AVENGERS: INFINITY WAR (2018)
“No, it’s you who doesn’t understand that Thanos has been inside my head for 6 years since he sent an army to New York and now he’s back! And I don’t know what to do.”
In a confrontation with Doctor Strange (Benedict Cumberbatch), as they argue over whether or not to take the fight against Thanos to Titan, Tony speaks directly to the psychological fallout of New York, and the struggle he’s had since Iron Man 3.
Then, Thanos was coming. Now, Thanos is here. Is Tony ready? Has he done enough?
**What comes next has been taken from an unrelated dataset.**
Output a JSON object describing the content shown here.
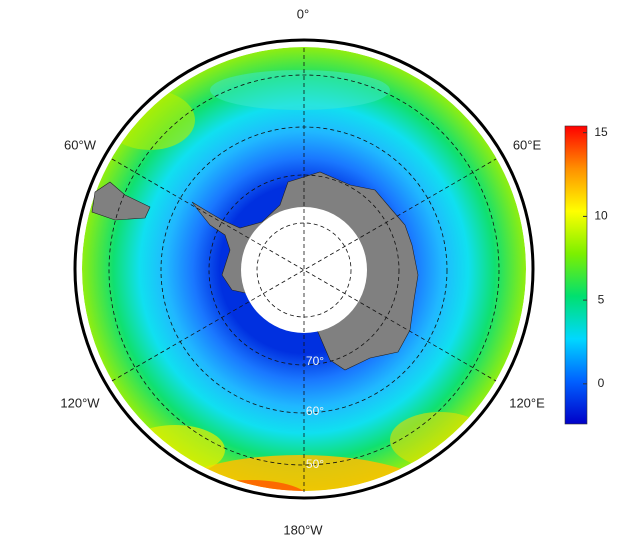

The end of Infinity War, which sees Tony lose Peter, the son he never had, leaves Tony with the crippling thought that he didn’t.
AVENGERS: ENDGAME (2019)
“You can rest now.”
Avengers: Endgame gives Tony a family, which, as Yinsen suggested all those years ago, is what would really give him purpose. It also plays on his tragic impulses.
Infinity War suggested that Tony didn’t do enough, but Endgame offers him, right when gets the family he wanted, one last shot to do something. He could never have both, but he could never stop chasing both. So, of course he takes the opportunity, even if it might kill him. In truth, rest for Tony Stark could only come through death. As for the future: he’s got a lot of people carrying on his legacy.
Kyle Kizu is a freelance film writer from Los Angeles. His writing has also appeared in The Hollywood Reporter.